Il est intéressant à plusieurs titres de rechercher la physionomie et les caractéristiques de ce vaillant peuple qui sème encore et toujours le grain, fait pousser les mûriers, voit se dorer la vigne et fleurir les orangers, sur le sol qui fut le berceau de sa « Constitution » essentielle, restée plus ou moins intacte jusqu'à nos jours, car un peuple ne conserve sa force que tant qu'il reste fidèle aux principes qui la lui ont fait acquérir.
En effet, qui se dit maronite doit l'être de nationalité d'origine et de rite. Les maronites vécurent d'abord sous la direction de pieux moines jusqu'à ce que saint Maron vint les grouper autour de sa crosse abbatiale, à l'ombre de son premier monastère, sur les rives de l'Oronte, au sud de Ribia - un des centres chrétiens les plus importants de la Syrie -, et leur donner des institutions communes (fin du IVe siècle).
Les premiers ermitages sont alors agglomérés en grands couvents, d'où l'abbé Maron exerce sur les populations environnantes la cure pastorale. Père et organisateur de génie, Jean le maronite sut discipliner son peuple par le travail manuel et l'exercice des armes. Il constitua une société d'autant plus définitive et durable qu'elle était fondée sur le principe de foi commune, « la foi qui soulève des montages » et devient génératrice du véritable héroïsme, joint à cet évangélique amour de la fraternité dans l'indépendance qui donne la force invincible.
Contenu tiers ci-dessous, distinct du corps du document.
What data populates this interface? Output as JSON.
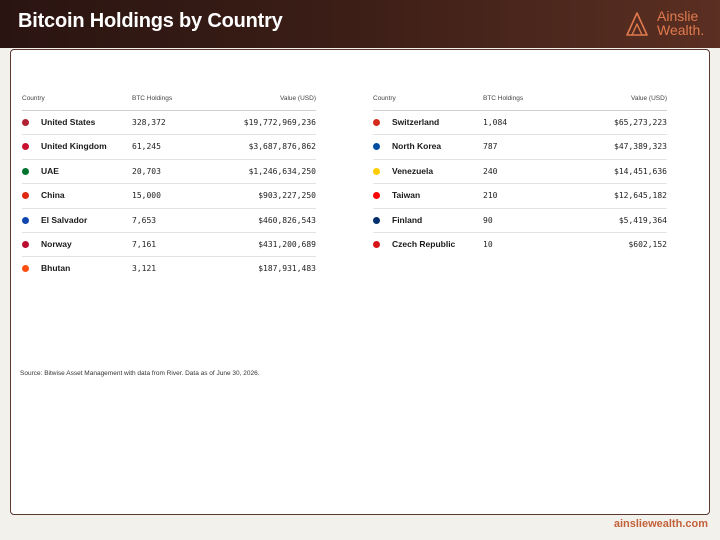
{
  "header": {
    "title": "Bitcoin Holdings by Country",
    "logo_line1": "Ainslie",
    "logo_line2": "Wealth."
  },
  "columns": {
    "country": "Country",
    "holdings": "BTC Holdings",
    "value": "Value (USD)"
  },
  "tables": [
    {
      "rows": [
        {
          "country": "United States",
          "holdings": "328,372",
          "value": "$19,772,969,236",
          "flag_color": "#b22234"
        },
        {
          "country": "United Kingdom",
          "holdings": "61,245",
          "value": "$3,687,876,862",
          "flag_color": "#c8102e"
        },
        {
          "country": "UAE",
          "holdings": "20,703",
          "value": "$1,246,634,250",
          "flag_color": "#00732f"
        },
        {
          "country": "China",
          "holdings": "15,000",
          "value": "$903,227,250",
          "flag_color": "#de2910"
        },
        {
          "country": "El Salvador",
          "holdings": "7,653",
          "value": "$460,826,543",
          "flag_color": "#0f47af"
        },
        {
          "country": "Norway",
          "holdings": "7,161",
          "value": "$431,200,689",
          "flag_color": "#ba0c2f"
        },
        {
          "country": "Bhutan",
          "holdings": "3,121",
          "value": "$187,931,483",
          "flag_color": "#ff4e12"
        }
      ]
    },
    {
      "rows": [
        {
          "country": "Switzerland",
          "holdings": "1,084",
          "value": "$65,273,223",
          "flag_color": "#d52b1e"
        },
        {
          "country": "North Korea",
          "holdings": "787",
          "value": "$47,389,323",
          "flag_color": "#024fa2"
        },
        {
          "country": "Venezuela",
          "holdings": "240",
          "value": "$14,451,636",
          "flag_color": "#ffcc00"
        },
        {
          "country": "Taiwan",
          "holdings": "210",
          "value": "$12,645,182",
          "flag_color": "#fe0000"
        },
        {
          "country": "Finland",
          "holdings": "90",
          "value": "$5,419,364",
          "flag_color": "#002f6c"
        },
        {
          "country": "Czech Republic",
          "holdings": "10",
          "value": "$602,152",
          "flag_color": "#d7141a"
        }
      ]
    }
  ],
  "source": "Source: Bitwise Asset Management with data from River. Data as of June 30, 2026.",
  "footer": {
    "url": "ainsliewealth.com"
  },
  "colors": {
    "header_dark": "#2a1411",
    "accent": "#e07a4e",
    "footer_url": "#c2613a"
  }
}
Ce fut donc pour défendre l'idée religieuse que la nation s'impose, et elle le notifia par le choix significatif de son chef et de sa bannière. Et ce fut l'abbé Jean Maron - le premier représentant de « cette idée et de ce principe » - qui devint l'ancêtre de ce rite religieux et qui lia sa personnalité à elle en lui déléguant son nom.
Cinquante ans après sa mort, on fonda un couvent à sa mémoire qui donnera lieu à l'appellation de maronites à tous les chrétiens orientaux de l'époque. En ces temps, les maronites gardaient comme langue nationale le syriaque, que les patriarches de la Bible et le Christ lui-même ont parlé, et leur fête religieuse est le 14 septembre, « fête de l'Exaltation de la Croix » célébrée jusqu'à nos jours.
« Le Cèdre du Liban, s'exclame le grand prophète Ézéchiel, beau en ses branches, abondant en feuillage, magnifique en sa hauteur et en sa cime, montait entre ses rameaux touffus. Les eaux l'ont nourri ; l'abîme a renfermé ses racines ; les fleuves coulaient autour d'elles, et des ruisseaux les baignaient partout où s'étendaient ses pieds. Et sa tige s'est élevée au-dessus de tous les arbres de la contrée, et ses rameaux se sont accrus, et ses branches se sont multipliées, arrosées par les grandes eaux. Et après qu'il eût étendu son ombre, tous les oiseaux du ciel bâtirent leurs nids sur ses rameaux, et tous les animaux des champs déposèrent leurs petits sous son feuillage, et à son ombre habitaient des peuples nombreux... »
Nation éternelle et irréductible, inaccessible aux coups de la fortune. Sainte patrie morale et invulnérable, pieuse cité de l'âme, dont l'intégrité réside, impérissable, dans les pensées et dans les cœurs, comment ne pas t'aimer avec ferveur et ne pas se convaincre en t'admirant que « l'homme est un dieu tombé qui se souvient des cieux ».